Coleman, who is studying aeronautical engineering at Sydney University, attended Coolatai’s primary school until she went to board at St Hilder’s on the Gold Coast as a Year Eight student. It was there that she was introduced to rowing – and the sport literally opened the world to her.

“There’s definitely no rowing out here,” said Coleman as she surveyed the acres of purple-headed crops and lowing cattle.

“In Year 10, I made the school’s First VIII – and that was earlier than others – and I joined a club to do some extra rowing because I thought to myself: ‘I might be OK at this.’

“When it came to sport, I always felt like I was a jack of all trades and master of none because I did so many sports and loved doing everything. However, rowing seemed to be the one that could take it a little bit further.

“It was so novel, and my school had a very good program. All my friends did it, and I think the environment made it easy for me to stick to rowing. Making the First VIII hooked me even more. That was really motivating.

Her academic prowess – allied with her athletic potential – provided Coleman with the opportunity to travel to America where she studied mechanical engineering. However, it seems  her most telling lesson while at Oklahoma came outside of the classroom.

“I take pride in my studies,” she said. “I ended up leaving [America] after two years. I loved the study, loved the school, but the rowing program wasn’t right for me, and I really wanted to take it a bit further.”

She returned to Australia in 2019 and successfully transferred to Sydney University, but in 2020 her rowing was disrupted by the COVID pandemic.

“That was my last year of competing in the under 23s, but the pandemic halted all competition,” she said. “I went home for so long, and it was a turning point. I wondered ‘have I majored out now?’ ‘Do I call it out and keep going . . . try for the seniors?’”

When life returned to normal Sydney University’s coach urged Coleman to give her career ‘two more weeks’. With a world cup medal now in her keeping, Coleman is grateful she did.

“I performed well under his guidance and was invited to the National Training Centre [NTC],” she said. “I was learning so much; a big sponge soaking up everything. I felt so green, now I’m going into my third season . . . the time has flown.
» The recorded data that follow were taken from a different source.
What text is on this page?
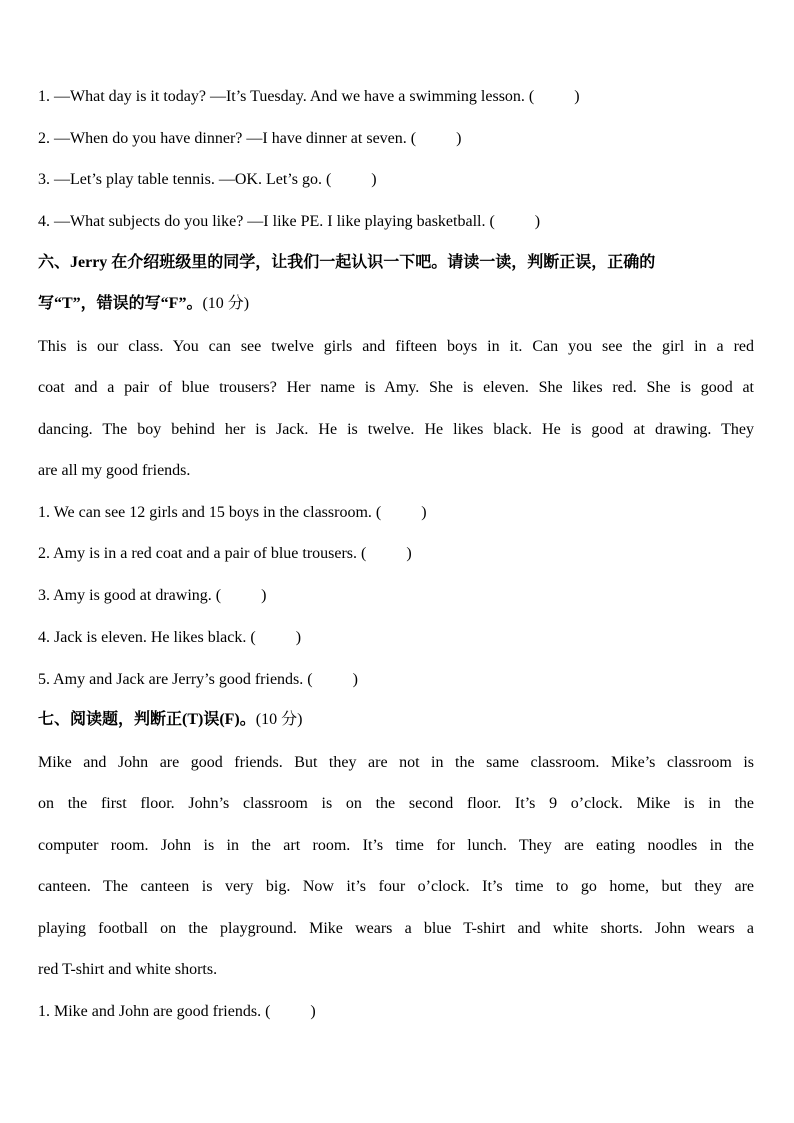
1. —What day is it today? —It’s Tuesday. And we have a swimming lesson. (          )
2. —When do you have dinner? —I have dinner at seven. (          )
3. —Let’s play table tennis. —OK. Let’s go. (          )
4. —What subjects do you like? —I like PE. I like playing basketball. (          )
六、Jerry 在介绍班级里的同学，让我们一起认识一下吧。请读一读，判断正误，正确的
写“T”，错误的写“F”。(10 分)
This is our class. You can see twelve girls and fifteen boys in it. Can you see the girl in a red
coat and a pair of blue trousers? Her name is Amy. She is eleven. She likes red. She is good at
dancing. The boy behind her is Jack. He is twelve. He likes black. He is good at drawing. They
are all my good friends.
1. We can see 12 girls and 15 boys in the classroom. (          )
2. Amy is in a red coat and a pair of blue trousers. (          )
3. Amy is good at drawing. (          )
4. Jack is eleven. He likes black. (          )
5. Amy and Jack are Jerry’s good friends. (          )
七、阅读题，判断正(T)误(F)。(10 分)
Mike and John are good friends. But they are not in the same classroom. Mike’s classroom is
on the first floor. John’s classroom is on the second floor. It’s 9 o’clock. Mike is in the
computer room. John is in the art room. It’s time for lunch. They are eating noodles in the
canteen. The canteen is very big. Now it’s four o’clock. It’s time to go home, but they are
playing football on the playground. Mike wears a blue T-shirt and white shorts. John wears a
red T-shirt and white shorts.
1. Mike and John are good friends. (          )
“It’s such a great culture, we all get along so well, but it’s unique to be training alongside your competition for part of the season and then you become a team. We have some of the world’s best rowers which makes it a competitive environment to train in. It’s a great place to be.”

The Pride of Coolatai also credited her NSWIS scholarship for helping her scale heights she never imagined as a small girl on a cropping farm.

“The support network NSWIS provides makes it possible to do all of this,” she enthused.

“The wellbeing team and the education teams played a big role in helping me to settle in when I returned [to Australia] for university – it was smack bang in the semester – and they were awesome.

“I love the NSWIS strength and conditioning coaches; our training sessions at NSWIS are tremendous. It’s a great little community.”